The assets that Neiman Marcus and J. Crew might spin off have some key differences with Chewy. For starters, both of those chains deal in fashion, whose customers can be harder to please compared with Chewy, which sells food and toys online to doting pet parents. And while Neiman Marcus’s MyTheresa unit also is web-based, Madewell is primarily a brick-and-mortar chain.
That said, sales at MyTheresa and Madewell are growing fast, and they can draw hope from online fashion retailer Revolve Group Inc., whose trading debut in early June saw the shares more than double after its $212 million IPO. It was the year’s third-best U.S. trading debut at the time, valuing Revolve at about $2.33 billion and about 5.5 times revenue.
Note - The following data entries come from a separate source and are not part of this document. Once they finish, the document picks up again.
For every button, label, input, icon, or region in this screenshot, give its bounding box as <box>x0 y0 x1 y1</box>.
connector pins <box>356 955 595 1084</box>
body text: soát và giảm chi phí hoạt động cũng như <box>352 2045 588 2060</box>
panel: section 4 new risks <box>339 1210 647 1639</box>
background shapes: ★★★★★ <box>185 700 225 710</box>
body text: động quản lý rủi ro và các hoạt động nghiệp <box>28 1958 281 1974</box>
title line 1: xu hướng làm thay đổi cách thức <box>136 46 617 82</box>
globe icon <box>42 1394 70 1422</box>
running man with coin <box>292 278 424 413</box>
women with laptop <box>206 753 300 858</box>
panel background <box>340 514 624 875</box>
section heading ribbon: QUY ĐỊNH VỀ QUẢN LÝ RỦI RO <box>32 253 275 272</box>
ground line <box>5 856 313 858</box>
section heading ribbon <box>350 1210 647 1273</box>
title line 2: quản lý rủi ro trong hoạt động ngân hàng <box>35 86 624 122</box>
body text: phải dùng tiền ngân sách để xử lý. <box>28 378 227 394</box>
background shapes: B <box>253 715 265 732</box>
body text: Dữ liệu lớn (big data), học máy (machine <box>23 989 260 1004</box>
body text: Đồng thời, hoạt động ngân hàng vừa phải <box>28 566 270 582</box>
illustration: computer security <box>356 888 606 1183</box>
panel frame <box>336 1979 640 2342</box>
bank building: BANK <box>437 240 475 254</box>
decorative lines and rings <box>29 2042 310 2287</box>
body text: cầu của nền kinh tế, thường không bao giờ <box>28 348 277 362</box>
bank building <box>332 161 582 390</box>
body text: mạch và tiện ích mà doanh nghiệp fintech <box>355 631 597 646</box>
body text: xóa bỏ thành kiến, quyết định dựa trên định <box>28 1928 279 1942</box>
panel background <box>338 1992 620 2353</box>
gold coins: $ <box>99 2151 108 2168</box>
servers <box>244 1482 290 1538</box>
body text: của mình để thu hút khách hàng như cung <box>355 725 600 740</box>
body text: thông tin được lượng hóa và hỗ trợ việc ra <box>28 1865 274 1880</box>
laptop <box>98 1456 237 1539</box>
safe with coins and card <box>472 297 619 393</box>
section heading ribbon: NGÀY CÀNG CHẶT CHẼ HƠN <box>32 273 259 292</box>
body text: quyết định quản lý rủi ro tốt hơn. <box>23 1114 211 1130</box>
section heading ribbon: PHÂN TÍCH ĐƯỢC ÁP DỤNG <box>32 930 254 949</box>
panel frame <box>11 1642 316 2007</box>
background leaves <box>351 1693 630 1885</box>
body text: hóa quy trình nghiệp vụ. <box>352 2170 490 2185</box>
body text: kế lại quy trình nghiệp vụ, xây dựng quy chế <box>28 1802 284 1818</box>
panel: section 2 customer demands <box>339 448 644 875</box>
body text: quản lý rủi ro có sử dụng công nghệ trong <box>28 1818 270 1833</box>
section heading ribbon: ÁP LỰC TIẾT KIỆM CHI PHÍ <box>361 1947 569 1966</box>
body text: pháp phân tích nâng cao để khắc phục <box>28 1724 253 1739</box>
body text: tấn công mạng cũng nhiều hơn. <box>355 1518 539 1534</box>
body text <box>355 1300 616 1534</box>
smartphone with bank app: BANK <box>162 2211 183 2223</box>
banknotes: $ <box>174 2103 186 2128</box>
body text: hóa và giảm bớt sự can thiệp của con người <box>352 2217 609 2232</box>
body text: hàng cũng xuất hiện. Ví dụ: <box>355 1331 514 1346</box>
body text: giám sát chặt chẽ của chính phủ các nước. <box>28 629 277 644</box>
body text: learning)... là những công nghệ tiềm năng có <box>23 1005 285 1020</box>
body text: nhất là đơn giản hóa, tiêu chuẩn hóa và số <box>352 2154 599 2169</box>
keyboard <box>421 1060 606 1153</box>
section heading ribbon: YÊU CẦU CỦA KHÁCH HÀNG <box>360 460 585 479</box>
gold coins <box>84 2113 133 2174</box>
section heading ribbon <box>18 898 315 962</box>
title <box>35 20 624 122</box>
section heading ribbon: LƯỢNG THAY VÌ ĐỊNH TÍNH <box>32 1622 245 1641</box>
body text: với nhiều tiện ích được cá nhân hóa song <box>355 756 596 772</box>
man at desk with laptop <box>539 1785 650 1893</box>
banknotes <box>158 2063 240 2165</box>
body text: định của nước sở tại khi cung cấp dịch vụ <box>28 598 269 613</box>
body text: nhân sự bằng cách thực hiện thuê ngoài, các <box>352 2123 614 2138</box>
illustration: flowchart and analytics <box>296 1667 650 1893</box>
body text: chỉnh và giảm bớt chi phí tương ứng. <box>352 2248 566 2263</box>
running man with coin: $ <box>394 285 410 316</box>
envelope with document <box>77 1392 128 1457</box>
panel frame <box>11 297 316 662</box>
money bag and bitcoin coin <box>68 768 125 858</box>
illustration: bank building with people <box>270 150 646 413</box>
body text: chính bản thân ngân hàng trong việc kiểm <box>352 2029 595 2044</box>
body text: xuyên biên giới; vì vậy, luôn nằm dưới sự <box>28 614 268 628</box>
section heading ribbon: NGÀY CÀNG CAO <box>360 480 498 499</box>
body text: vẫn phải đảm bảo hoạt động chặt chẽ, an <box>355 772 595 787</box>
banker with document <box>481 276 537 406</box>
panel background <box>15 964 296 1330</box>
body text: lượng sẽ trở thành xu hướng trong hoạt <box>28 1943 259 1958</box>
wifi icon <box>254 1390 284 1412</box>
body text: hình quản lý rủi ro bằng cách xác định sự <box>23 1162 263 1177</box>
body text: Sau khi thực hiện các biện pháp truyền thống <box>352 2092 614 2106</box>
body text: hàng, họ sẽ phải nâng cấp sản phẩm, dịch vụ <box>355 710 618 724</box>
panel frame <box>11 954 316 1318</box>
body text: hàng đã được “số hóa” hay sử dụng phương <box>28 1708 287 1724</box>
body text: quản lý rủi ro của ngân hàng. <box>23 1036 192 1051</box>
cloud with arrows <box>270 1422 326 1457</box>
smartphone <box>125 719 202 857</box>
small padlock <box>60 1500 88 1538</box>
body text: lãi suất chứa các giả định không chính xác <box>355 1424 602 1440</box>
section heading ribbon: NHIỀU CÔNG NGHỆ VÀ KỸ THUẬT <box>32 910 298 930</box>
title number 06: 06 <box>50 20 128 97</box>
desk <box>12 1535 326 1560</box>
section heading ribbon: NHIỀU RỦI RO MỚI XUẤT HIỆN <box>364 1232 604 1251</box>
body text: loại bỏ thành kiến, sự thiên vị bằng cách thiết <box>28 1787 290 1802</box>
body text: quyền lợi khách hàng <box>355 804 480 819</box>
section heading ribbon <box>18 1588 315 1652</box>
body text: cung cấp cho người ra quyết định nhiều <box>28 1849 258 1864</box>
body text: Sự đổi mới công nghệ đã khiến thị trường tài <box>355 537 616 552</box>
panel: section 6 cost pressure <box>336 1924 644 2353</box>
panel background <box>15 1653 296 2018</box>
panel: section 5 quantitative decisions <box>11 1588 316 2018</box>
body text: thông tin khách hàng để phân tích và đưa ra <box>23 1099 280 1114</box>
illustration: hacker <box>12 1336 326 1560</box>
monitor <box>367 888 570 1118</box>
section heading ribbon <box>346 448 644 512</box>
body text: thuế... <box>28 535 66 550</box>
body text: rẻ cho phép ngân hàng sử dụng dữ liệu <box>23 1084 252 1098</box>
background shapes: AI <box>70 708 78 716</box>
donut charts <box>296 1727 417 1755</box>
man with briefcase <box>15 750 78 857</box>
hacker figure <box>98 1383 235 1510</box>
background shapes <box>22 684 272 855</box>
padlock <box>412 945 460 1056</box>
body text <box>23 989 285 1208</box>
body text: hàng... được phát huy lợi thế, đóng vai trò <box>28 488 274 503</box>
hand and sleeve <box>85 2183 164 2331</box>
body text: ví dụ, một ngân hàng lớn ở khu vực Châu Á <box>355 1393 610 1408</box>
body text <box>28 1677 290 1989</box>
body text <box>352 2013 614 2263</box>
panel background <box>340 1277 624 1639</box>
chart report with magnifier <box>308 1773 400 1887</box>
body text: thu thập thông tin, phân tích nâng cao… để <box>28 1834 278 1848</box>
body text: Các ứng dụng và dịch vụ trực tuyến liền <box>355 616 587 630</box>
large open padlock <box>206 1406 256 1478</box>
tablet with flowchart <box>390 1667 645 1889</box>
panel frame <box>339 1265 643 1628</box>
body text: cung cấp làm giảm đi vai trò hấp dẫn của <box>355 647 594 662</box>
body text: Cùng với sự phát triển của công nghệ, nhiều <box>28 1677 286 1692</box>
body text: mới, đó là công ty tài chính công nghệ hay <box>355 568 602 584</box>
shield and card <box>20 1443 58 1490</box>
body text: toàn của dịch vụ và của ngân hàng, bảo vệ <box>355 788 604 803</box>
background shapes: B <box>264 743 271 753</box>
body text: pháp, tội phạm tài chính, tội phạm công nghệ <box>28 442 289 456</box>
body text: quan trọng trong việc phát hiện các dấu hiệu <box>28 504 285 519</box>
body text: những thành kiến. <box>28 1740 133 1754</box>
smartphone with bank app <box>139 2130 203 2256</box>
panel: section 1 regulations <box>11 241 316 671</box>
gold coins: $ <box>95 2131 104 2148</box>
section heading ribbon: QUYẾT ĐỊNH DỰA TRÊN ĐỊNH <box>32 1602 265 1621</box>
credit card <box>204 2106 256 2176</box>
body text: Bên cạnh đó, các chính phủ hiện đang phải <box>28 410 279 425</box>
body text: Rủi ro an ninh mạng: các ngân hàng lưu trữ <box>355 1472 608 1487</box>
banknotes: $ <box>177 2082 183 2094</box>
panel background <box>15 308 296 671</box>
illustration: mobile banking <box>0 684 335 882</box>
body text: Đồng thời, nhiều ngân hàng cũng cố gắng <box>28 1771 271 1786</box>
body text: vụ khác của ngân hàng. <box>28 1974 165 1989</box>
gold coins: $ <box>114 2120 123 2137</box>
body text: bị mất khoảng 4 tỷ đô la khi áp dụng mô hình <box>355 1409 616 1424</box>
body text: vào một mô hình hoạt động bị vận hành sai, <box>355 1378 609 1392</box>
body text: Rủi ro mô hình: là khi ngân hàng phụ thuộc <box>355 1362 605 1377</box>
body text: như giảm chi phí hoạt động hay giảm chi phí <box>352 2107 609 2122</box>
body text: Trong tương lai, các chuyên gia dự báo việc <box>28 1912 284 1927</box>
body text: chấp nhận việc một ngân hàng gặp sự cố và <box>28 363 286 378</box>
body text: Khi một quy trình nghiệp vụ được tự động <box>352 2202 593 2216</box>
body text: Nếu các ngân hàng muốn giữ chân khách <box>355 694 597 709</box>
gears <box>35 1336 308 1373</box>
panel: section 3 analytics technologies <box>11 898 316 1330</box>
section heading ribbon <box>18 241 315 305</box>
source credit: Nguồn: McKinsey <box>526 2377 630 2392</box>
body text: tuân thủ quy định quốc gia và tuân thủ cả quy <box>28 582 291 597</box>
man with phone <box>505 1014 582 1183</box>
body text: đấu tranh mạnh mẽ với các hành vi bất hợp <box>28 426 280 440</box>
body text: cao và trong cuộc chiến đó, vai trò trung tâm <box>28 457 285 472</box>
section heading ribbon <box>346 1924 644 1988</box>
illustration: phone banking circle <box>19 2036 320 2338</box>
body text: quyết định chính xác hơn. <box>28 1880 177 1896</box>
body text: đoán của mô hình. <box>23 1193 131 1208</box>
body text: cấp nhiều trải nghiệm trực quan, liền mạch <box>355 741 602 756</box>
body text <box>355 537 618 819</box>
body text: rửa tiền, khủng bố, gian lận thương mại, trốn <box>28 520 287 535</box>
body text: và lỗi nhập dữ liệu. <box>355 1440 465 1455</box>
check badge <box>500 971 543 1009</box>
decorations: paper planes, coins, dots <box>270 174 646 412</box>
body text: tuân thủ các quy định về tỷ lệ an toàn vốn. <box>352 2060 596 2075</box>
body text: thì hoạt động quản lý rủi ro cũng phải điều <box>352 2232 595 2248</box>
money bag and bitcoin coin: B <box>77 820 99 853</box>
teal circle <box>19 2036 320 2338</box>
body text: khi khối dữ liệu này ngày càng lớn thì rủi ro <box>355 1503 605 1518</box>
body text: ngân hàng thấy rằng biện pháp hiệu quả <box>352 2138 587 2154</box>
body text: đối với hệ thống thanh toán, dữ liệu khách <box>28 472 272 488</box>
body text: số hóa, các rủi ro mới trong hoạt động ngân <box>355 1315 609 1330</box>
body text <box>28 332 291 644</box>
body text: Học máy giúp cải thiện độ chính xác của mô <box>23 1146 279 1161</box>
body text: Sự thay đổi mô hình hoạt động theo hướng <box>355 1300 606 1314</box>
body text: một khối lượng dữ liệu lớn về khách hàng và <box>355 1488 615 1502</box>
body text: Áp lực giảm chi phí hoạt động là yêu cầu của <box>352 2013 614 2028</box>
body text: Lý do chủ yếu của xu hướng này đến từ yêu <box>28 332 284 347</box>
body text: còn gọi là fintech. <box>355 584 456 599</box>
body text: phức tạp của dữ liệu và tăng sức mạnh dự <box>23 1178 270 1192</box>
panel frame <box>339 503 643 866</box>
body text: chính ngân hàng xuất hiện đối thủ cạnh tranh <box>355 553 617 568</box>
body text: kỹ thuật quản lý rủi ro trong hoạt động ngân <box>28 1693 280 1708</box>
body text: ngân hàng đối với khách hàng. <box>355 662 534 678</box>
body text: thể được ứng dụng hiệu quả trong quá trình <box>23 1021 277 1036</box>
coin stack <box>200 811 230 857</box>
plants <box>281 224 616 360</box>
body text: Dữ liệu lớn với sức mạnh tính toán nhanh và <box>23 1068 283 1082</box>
Based in Cerritos, Calif., Revolve is profitable, earning $31 million on sales of $499 million last year. MyTheresa, Neiman’s German online business, generates positive earnings and is only slightly behind Revolve, posting $414 million of sales. Madewell’s sales for the year totaled $529 million; the public report didn’t include the unit’s profit.
Chewy has been driving much of PetSmart’s revenue gains, reporting a 45 percent year-over-year increase to around $1.14 billion for the first quarter of this year. By contrast, brick-and-mortar sales were stagnant.
Given the value the markets have ascribed to businesses like Revolve and Chewy, investors should be receptive to MyTheresa going public, Christina Boni of Moody’s said. If Neiman does choose to sell some or all of MyTheresa, that value should flow through to debt holders, she said.
A Madewell sale or spinoff by J. Crew could help the preppy retailer carry its approximately $1.9 billion of junk-rated borrowings and make it easier to fund a turnaround. A similar move involving MyTheresa by Neiman Marcus could quell doubts about its $4.7 million of debts, which S&P Global Ratings says could wind up in default within a year.
“All of these guys should be racing to get to market. You want to get there while your growth is still strong,” said Carla Casella, high-yield analyst at J.P. Morgan Securities. “It used to be retailers focused on managing the business. Now they’re managing the portfolio brands.”